Pour s’attirer les bonnes grâces de Mahmoud, elles s’indignaient contre ce mauvais fils qui avait affligé leur seigneur :

— Tu ne vaux pas l’ongle de ton père !…

— Même pas la rognure de son ongle !…

— La rognure de son ongle ! s’indigna Nassim. Êtes-vous fâchées contre Mahmoud pour comparer la rognure de son ongle à cet imbécile ?

Elles s’en allèrent enfin, satisfaites d’elles-mêmes, leurs gros ventres en avant et balançant les hanches. Dans l’antichambre, elles jetèrent un coup d’œil sur Mahmoud, cherchant à deviner s’il avait apprécié leur appui.

Les neuf sœurs de Goha s’ébranlèrent à leur tour. Prudemment elles sortirent de leurs coins, se mirent en file et, accrochées l’une à la robe de l’autre, longeant les murs, leurs yeux écarquillés braqués sur leur frère, elles se dirigèrent vers la porte. Leurs pieds se dégageaient nus, des gallabiehs droites, aux couleurs violentes. Un mouchoir bordé de paillettes recouvrait leurs cheveux crépus. Une petite tresse, que des fils de laine prolongeaient jusqu’à la taille, s’en échappait noire et chétive. Chacun de leurs mouvements agitait la turquoise et la gousse d’ail qu’elles portaient sur le front pour conjurer le mauvais sort.

— Où allez-vous ? demanda Goha.

Elles répondirent toutes ensemble par des cris de terreur, puis elles tirèrent la langue, firent des gestes effarés, et s’enfuirent de la chambre en désordre, hurlant et riant à la fois, heureuses d’être bruyantes.

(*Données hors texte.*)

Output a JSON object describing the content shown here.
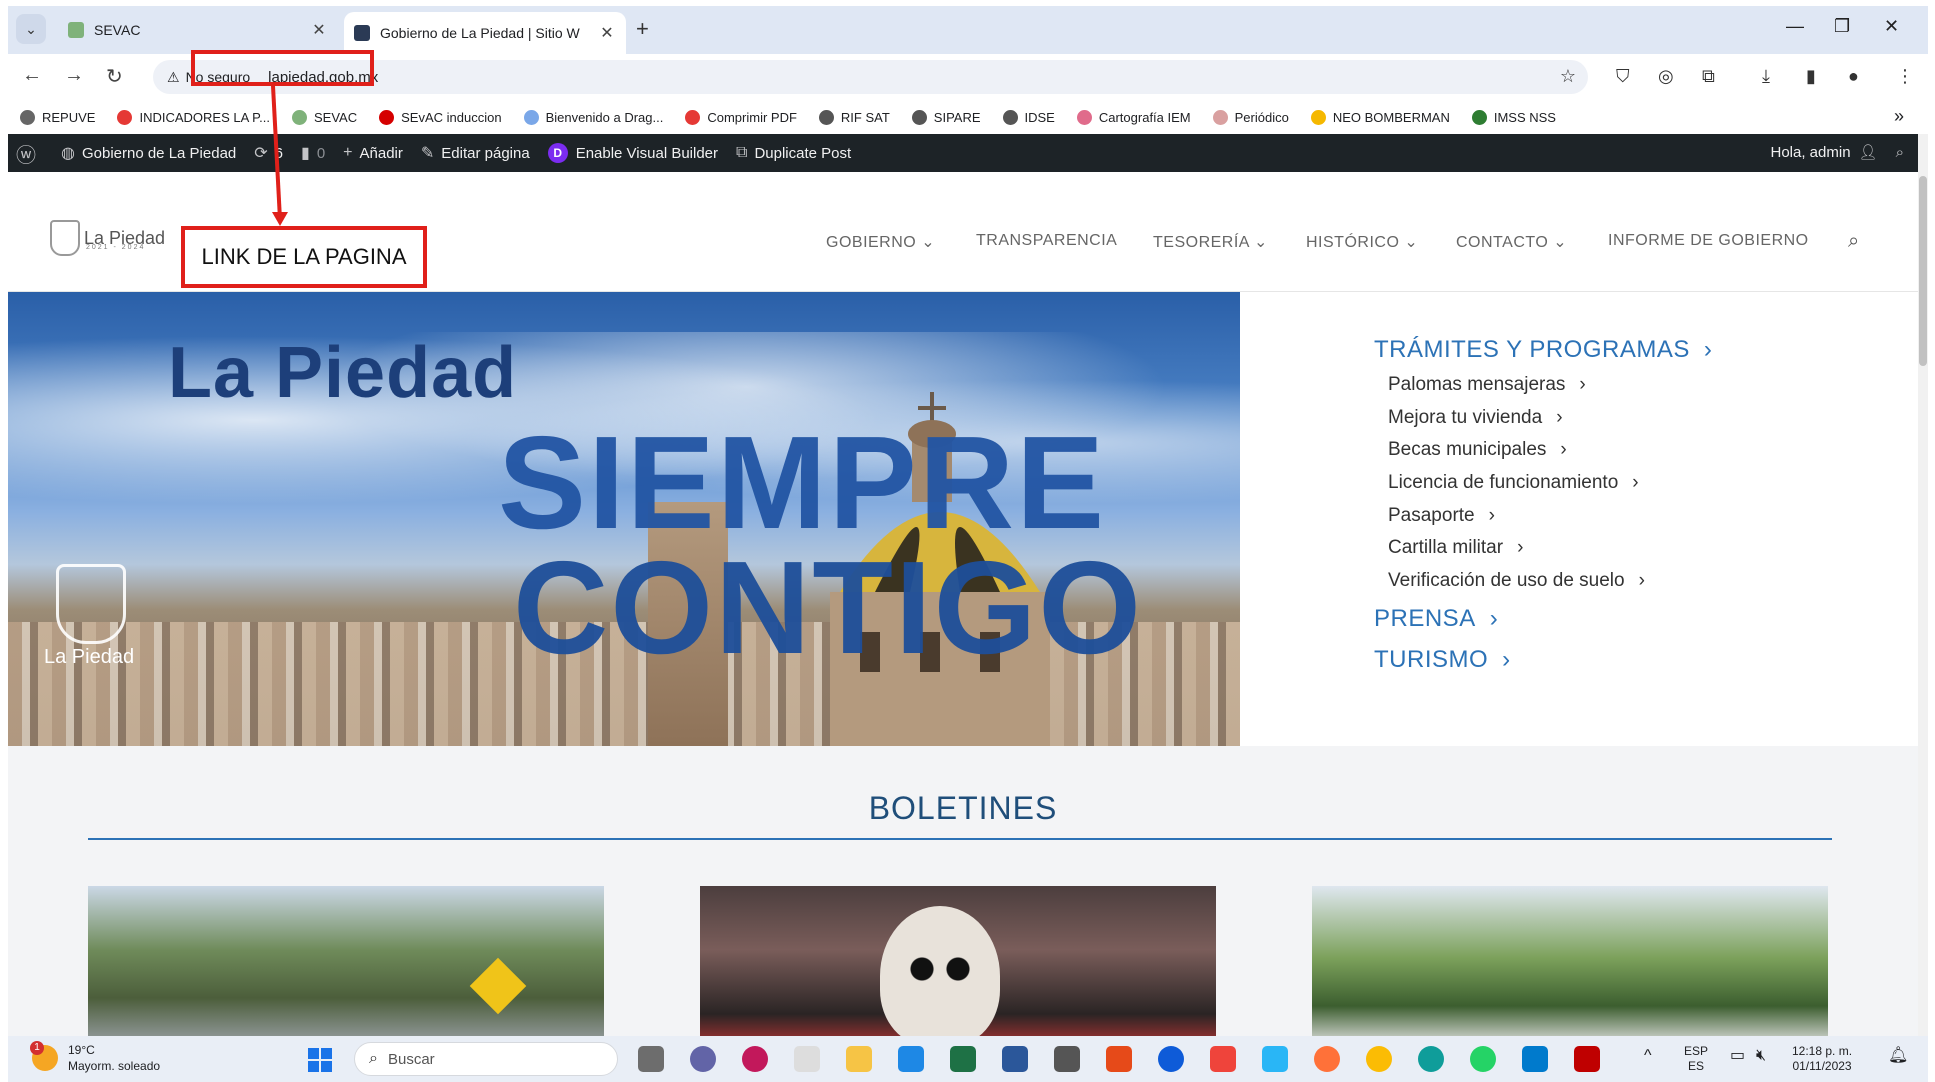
{
  "browser": {
    "tabs": [
      {
        "title": "SEVAC",
        "active": false
      },
      {
        "title": "Gobierno de La Piedad | Sitio W",
        "active": true
      }
    ],
    "security_label": "No seguro",
    "url": "lapiedad.gob.mx",
    "bookmarks": [
      "REPUVE",
      "INDICADORES LA P...",
      "SEVAC",
      "SEvAC induccion",
      "Bienvenido a Drag...",
      "Comprimir PDF",
      "RIF SAT",
      "SIPARE",
      "IDSE",
      "Cartografía IEM",
      "Periódico",
      "NEO BOMBERMAN",
      "IMSS NSS"
    ]
  },
  "adminbar": {
    "site_name": "Gobierno de La Piedad",
    "updates": "6",
    "comments": "0",
    "add": "Añadir",
    "edit": "Editar página",
    "visual_builder": "Enable Visual Builder",
    "duplicate": "Duplicate Post",
    "greeting": "Hola, admin"
  },
  "site": {
    "logo_name": "La Piedad",
    "logo_years": "2021 - 2024",
    "nav": [
      "GOBIERNO",
      "TRANSPARENCIA",
      "TESORERÍA",
      "HISTÓRICO",
      "CONTACTO",
      "INFORME DE GOBIERNO"
    ],
    "hero": {
      "line1": "La Piedad",
      "line2": "SIEMPRE",
      "line3": "CONTIGO",
      "seal_name": "La Piedad"
    },
    "sidemenu": {
      "tramites": "TRÁMITES Y PROGRAMAS",
      "items": [
        "Palomas mensajeras",
        "Mejora tu vivienda",
        "Becas municipales",
        "Licencia de funcionamiento",
        "Pasaporte",
        "Cartilla militar",
        "Verificación de uso de suelo"
      ],
      "prensa": "PRENSA",
      "turismo": "TURISMO"
    },
    "boletines_title": "BOLETINES"
  },
  "annotation": {
    "label": "LINK DE LA PAGINA"
  },
  "taskbar": {
    "temp": "19°C",
    "weather": "Mayorm. soleado",
    "weather_badge": "1",
    "search_placeholder": "Buscar",
    "lang_top": "ESP",
    "lang_bottom": "ES",
    "time": "12:18 p. m.",
    "date": "01/11/2023"
  }
}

— Naturellement, dit Hawa très bas pour ne pas être entendue de ses maîtres et se rapprochant de Goha qu’elle seule n’avait pas quitté, naturellement ce n’est pas un métier pour toi. Est-ce qu’on a jamais vu des Riazy marcher dans la rue avec un plateau sur la tête ?

— J’étais plus content quand j’étais repasseur de fez, dit Goha en haussant les épaules.

— Oui, mais tu as brûlé tous les fez du quartier, répondit Hawa… Ce métier aussi n’était pas digne de toi.

Elle ajouta :

— Ils disent que tu n’es pas intelligent, moi, je te trouve très intelligent. Hag-Mahmoud devrait te reprendre dans ses affaires maintenant que tu as un peu d’expérience.

Goha lui fit signe de s’asseoir auprès de lui et lui demanda quelles étaient les décisions de son père. Elle s’assit et lui expliqua posément qu’il devait renoncer à son plateau de victuailles et vivre dans l’inaction.

— Hé là ! ma nourrice, s’exclama Goha le visage épanoui, mon père n’avait pas besoin de se fâcher pour cela !

Toutes les visions redoutables que le discours de Mahmoud avait éveillées dans son esprit disparurent. Il avait compris, il était sauvé. Il attira contre lui sa nourrice dont la face plate et noire exprimait infiniment de bonté :

— Hawa !… Hawa !…

— Mon maître !… mon maître ! répondit-elle.

Étendue sur la natte, ses grosses formes étalées, elle s’abandonna à une joie puérile. Elle était heureuse d’avoir libéré Goha de son angoisse et de petits rires la secouaient. Goha lui prodigua mille caresses, lui pinça les bras et les cuisses, lui tirailla les cheveux. Elle avait, avec des mots simples, dissipé ses craintes. Il avait pour elle de la gratitude et aussi de l’admiration :

— Hawa, tu es une cheika !

— Et toi, tu es un cheik !

Et tous deux riaient, riaient, riaient.